ABOVE Emily Seymour, co-owner of Rockland consignment shop Curator samples the smørrebrød. BELOW Among the artful offerings: beet-cured salmon, cucumber, cream cheese, and dill smørrebrød.

beet-cured salmon, cucumber, cream cheese, and dill smørrebrød.

Sausages are so much a part of the Scandinavian sauna tradition that in Finland, public saunas often have an on-site grill for them. “People used to cook sausages using the sauna stove itself, but obviously a small electric sauna is not an ideal cooking space,” says Alice, who employed a charcoal grill instead and paired the meat with a citrus salad, vegetable frittata, handmade rolls spiced with cardamom, and an array of smørrebrød — Danish open-faced sandwiches on rye bread.

Eventually, she hopes to create a day-use facility with several outdoor wood-fired saunas, perhaps an outdoor hot-water soaking pool, and a café serving Scandi-inspired food and drinks.
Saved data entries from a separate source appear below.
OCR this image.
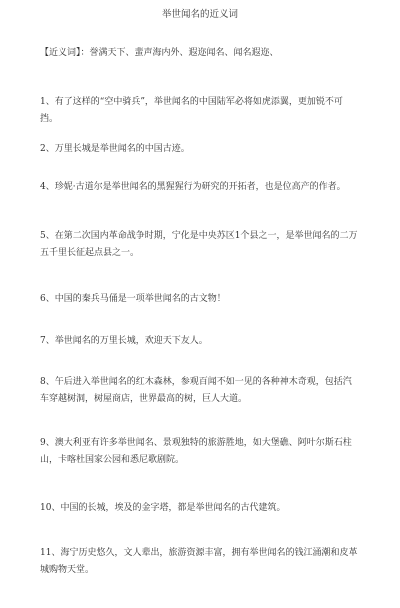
举世闻名的近义词
【近义词】：誉满天下、蜚声海内外、遐迩闻名、闻名遐迩、
1、有了这样的“空中骑兵”，举世闻名的中国陆军必将如虎添翼，更加锐不可挡。
2、万里长城是举世闻名的中国古迹。
4、珍妮·古道尔是举世闻名的黑猩猩行为研究的开拓者，也是位高产的作者。
5、在第二次国内革命战争时期，宁化是中央苏区1个县之一，是举世闻名的二万五千里长征起点县之一。
6、中国的秦兵马俑是一项举世闻名的古文物！
7、举世闻名的万里长城，欢迎天下友人。
8、午后进入举世闻名的红木森林，参观百闻不如一见的各种神木奇观，包括汽车穿越树洞，树屋商店，世界最高的树，巨人大道。
9、澳大利亚有许多举世闻名、景观独特的旅游胜地，如大堡礁、阿叶尔斯石柱山，卡喀杜国家公园和悉尼歌剧院。
10、中国的长城，埃及的金字塔，都是举世闻名的古代建筑。
11、海宁历史悠久，文人辈出，旅游资源丰富，拥有举世闻名的钱江涌潮和皮革城购物天堂。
In the meantime, we were happy to have Alice’s “Mainedinavia,” as she calls it, to ourselves. “In an area where so many people are working so much in the summer, winter becomes something different,” she says. It’s a time for community, and for actually getting to see your friends.”

ABOVE 1) The sauna’s Plexiglas wall frames a view of Islesboro and North Haven. 2) The Lincolnville Motel’s “coffee room” is decorated with owner Alice Amory’s signature sheepskin throws and a photograph by Rockport’s Jonathan Laurence. 3) The citrus salad and kale-based juice were so refreshing. 4) Alice holds court at the far end of the table; I’m on the left.


2 Comments

  1. Meri-Sue Vosburgh

    Go Alice, such a great idea and the view is lovely! I’ve just returned to Maine and the Winter communities are always active. Certainly a “sauna club” would be popular and I also wanted to comment on the great improvements to the motel.

  2. Brenda Ahlstrom

    Interesting article. Is the lincolnville motel functioning now..
    Or after the virus leaves our area? I am of Finnish decent and would
    Love to know more the operation.